When Policy and Standards Align

Meanwhile, states like Connecticut, New Jersey, New York and others are ramping up government incentives and policies to help the industry launch. At Princeton Power Systems, we are advocating for more coordination with stakeholders to create new codes and standards so states can coalesce around a more common approach.

We also are encouraging policymakers and regulators to require solar to be microgrid-ready. The deployment of solar is going to continue to expand during the coming decade.
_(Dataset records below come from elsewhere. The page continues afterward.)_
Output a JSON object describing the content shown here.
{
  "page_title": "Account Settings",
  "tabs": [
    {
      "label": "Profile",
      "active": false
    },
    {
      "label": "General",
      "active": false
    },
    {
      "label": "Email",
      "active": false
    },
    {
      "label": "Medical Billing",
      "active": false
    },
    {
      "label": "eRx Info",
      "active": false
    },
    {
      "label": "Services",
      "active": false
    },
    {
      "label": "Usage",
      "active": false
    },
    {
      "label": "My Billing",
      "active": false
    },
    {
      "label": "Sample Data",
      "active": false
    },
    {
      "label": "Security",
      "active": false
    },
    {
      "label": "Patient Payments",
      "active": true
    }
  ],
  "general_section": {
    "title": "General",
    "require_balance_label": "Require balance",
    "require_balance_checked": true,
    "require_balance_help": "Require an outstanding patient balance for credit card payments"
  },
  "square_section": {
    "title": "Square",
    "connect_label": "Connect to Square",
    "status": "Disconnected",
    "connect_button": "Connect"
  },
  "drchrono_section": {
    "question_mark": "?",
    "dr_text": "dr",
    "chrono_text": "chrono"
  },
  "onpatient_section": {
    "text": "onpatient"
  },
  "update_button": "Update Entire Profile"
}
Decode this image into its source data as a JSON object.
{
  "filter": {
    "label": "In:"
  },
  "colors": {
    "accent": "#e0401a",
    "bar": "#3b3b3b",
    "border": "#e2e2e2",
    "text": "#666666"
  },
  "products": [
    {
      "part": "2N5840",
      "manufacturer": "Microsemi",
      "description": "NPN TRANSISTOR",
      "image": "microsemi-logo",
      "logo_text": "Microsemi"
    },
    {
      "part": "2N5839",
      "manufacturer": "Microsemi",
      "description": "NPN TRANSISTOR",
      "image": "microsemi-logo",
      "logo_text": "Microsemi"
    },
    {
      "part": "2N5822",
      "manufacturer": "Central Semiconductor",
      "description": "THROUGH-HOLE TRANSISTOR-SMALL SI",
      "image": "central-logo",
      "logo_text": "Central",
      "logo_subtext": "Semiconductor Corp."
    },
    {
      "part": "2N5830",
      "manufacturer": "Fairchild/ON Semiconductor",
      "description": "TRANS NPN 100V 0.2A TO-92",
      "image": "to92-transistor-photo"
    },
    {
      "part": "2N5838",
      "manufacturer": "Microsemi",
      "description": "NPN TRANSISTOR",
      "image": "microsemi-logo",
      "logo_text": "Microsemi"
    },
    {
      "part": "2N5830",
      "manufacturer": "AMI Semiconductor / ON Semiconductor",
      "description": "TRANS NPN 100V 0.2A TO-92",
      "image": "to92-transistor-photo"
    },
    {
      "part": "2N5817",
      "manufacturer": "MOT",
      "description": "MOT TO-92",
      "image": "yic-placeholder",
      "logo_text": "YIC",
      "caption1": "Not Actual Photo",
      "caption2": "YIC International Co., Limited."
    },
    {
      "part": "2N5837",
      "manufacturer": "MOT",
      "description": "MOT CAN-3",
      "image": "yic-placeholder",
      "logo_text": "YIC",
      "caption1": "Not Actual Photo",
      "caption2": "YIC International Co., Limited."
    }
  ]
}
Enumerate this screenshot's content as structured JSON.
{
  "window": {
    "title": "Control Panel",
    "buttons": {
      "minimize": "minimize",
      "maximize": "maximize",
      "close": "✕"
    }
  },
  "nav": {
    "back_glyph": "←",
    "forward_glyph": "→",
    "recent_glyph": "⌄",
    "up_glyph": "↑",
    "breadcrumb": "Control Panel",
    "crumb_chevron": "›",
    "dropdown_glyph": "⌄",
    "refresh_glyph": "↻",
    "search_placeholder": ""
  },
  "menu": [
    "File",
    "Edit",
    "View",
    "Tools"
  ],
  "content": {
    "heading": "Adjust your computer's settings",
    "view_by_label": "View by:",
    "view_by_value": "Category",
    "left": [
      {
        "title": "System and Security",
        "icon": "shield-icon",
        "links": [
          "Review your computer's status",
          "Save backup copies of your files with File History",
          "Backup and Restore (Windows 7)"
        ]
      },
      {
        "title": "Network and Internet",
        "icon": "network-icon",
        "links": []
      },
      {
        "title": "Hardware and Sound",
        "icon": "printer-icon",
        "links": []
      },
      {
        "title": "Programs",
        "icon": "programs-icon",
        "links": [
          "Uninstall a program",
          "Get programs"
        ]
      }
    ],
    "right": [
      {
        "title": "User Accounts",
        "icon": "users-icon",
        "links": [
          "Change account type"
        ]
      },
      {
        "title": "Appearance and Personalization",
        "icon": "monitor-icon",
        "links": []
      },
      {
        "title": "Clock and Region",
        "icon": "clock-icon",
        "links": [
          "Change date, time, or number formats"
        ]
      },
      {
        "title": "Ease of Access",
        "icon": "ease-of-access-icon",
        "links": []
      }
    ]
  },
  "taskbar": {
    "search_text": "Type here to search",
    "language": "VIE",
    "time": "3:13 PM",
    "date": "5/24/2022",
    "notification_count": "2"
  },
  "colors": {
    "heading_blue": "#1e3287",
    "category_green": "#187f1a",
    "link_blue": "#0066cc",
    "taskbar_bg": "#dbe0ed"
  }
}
The idea of energy storage and microgrids will become more closely linked to solar than it has been in the past. To prepare for this and keep costs in check, we would like to see state policy and military policy specify that solar systems built now be compatible with microgrids. This would allow them to act as islanded systems and pair with energy storage.

If we’re going to put money into resiliency and reliability, we should focus on microgrids and distributed generation. It will make economic sense in more and more places as the years go by, especially in cities with aging electric infrastructure. By installing microgrids these cities can avoid becoming a cautionary tale like Detroit.